Dorian wird aber, als er das fertige, vollkommen perfekte Portrait erblickt, in tiefe Ängste und Zweifel gestürzt, glaubt er doch, dass Jugend und Schönheit die einzigen Eigenschaften seien, die ihn wertvoll und begehrenswert machen. Würden also zwangsläufig seine Jugend und damit auch sein makelloses Äußeres Tag für Tag schwinden, so würde er nichts mehr besitzen, nicht mehr bewundert werden – das Leben wäre nicht mehr lebenswert. In seiner Verzweiflung äußert der narzisstische junge Mann den Wunsch, das Portrait möge an seiner Stelle altern, während er, Dorian Gray, auf ewig jung und schön bliebe. Gray ahnt nicht, dass dieser Wunsch alsbald wahr wird …
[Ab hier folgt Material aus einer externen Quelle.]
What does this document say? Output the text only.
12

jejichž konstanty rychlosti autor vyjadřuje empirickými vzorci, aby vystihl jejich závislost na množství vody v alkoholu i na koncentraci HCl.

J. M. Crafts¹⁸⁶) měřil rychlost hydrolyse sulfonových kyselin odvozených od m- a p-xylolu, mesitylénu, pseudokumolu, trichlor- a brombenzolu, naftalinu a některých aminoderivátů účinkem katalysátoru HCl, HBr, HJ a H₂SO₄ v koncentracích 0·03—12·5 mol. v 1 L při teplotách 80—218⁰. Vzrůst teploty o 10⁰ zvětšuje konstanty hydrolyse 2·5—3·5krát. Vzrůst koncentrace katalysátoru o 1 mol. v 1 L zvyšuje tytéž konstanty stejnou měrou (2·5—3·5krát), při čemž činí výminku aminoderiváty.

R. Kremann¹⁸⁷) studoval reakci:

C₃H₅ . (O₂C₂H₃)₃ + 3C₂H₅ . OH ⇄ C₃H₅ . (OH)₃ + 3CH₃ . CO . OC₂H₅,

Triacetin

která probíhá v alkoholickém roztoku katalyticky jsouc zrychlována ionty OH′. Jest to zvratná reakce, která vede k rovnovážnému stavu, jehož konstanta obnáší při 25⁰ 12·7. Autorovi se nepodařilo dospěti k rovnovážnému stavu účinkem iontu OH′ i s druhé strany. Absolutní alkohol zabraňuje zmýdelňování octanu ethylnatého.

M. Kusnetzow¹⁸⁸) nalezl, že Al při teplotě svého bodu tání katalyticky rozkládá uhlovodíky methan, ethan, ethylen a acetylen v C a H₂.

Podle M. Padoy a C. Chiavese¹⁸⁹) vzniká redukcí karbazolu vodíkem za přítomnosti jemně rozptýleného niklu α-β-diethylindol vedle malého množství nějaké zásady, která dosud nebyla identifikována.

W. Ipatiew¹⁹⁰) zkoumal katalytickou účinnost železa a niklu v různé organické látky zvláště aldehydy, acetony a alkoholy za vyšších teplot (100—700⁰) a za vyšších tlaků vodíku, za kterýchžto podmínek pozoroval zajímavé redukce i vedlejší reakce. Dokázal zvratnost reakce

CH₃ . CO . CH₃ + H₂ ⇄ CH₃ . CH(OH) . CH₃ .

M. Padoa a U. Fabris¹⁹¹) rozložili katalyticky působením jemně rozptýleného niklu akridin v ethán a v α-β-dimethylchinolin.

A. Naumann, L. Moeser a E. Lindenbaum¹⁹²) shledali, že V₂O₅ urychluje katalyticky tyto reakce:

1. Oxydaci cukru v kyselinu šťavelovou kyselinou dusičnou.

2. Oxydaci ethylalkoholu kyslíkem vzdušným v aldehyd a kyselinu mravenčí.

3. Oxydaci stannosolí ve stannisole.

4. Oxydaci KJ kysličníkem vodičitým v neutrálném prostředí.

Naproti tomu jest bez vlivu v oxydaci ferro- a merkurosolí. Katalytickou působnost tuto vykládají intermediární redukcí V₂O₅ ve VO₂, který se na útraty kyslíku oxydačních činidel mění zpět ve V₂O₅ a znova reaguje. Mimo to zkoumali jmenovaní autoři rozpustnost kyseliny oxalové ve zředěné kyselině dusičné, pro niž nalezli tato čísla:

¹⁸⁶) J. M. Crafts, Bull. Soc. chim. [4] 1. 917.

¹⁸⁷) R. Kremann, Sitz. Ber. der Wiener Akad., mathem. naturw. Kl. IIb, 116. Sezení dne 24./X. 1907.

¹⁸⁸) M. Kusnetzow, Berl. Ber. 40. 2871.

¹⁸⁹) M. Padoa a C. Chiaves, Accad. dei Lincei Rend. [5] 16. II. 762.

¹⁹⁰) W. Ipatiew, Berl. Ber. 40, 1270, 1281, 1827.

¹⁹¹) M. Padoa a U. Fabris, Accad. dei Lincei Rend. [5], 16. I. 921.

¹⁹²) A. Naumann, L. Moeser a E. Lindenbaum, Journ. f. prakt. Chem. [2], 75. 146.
Die Hörspielserie „Gruselkabinett“ hat sich mit der Doppelfolge „Das Bildnis des Dorian Gray“ einen weiteren Klassiker der Weltliteratur vorgenommen und so packend wie lebendig inszeniert. Schon die Eingangsszenen sind durch die natürlichen, gut gespielten Dialoge und die professionellen Sprecher unwiderstehlich: Vor dem inneren Auge entsteht ein sehr plastisches Bild des Malers, der eifersüchtig über seine einseitige Beziehung zu Dorian wacht, in welche dann sein Bekannter, der oberflächliche Dandy Lord Henry Wotton, einbricht – dieser verführt den attraktiven jungen Mann, zumindest mit Worten, verwirrt ihn dadurch und führt ihn, aus purem Spaß, wie es scheint, auf den falschen Weg. Hallward bleibt hingegen ernüchtert zurück und sieht sein Lebenswerk und seine unerwiderte Liebe in den Schmutz gezogen. Doch hier beginnt die Geschichte ja erst: Durch einen unbedachten Wunsch erreicht Dorian Gray, dass er selbst nicht nur nicht altert, sondern dass auch seine zahlreichen Verfehlungen sich nicht in seinen Zügen widerspiegeln. Egal, wie verwerflich und moralisch verdorben der junge Mann sich fortan benimmt, das Spiegelbild seiner Seele ist nicht sein Gesicht, sondern einzig und allein das Gemälde, das zunehmend abstoßender und hässlicher wird.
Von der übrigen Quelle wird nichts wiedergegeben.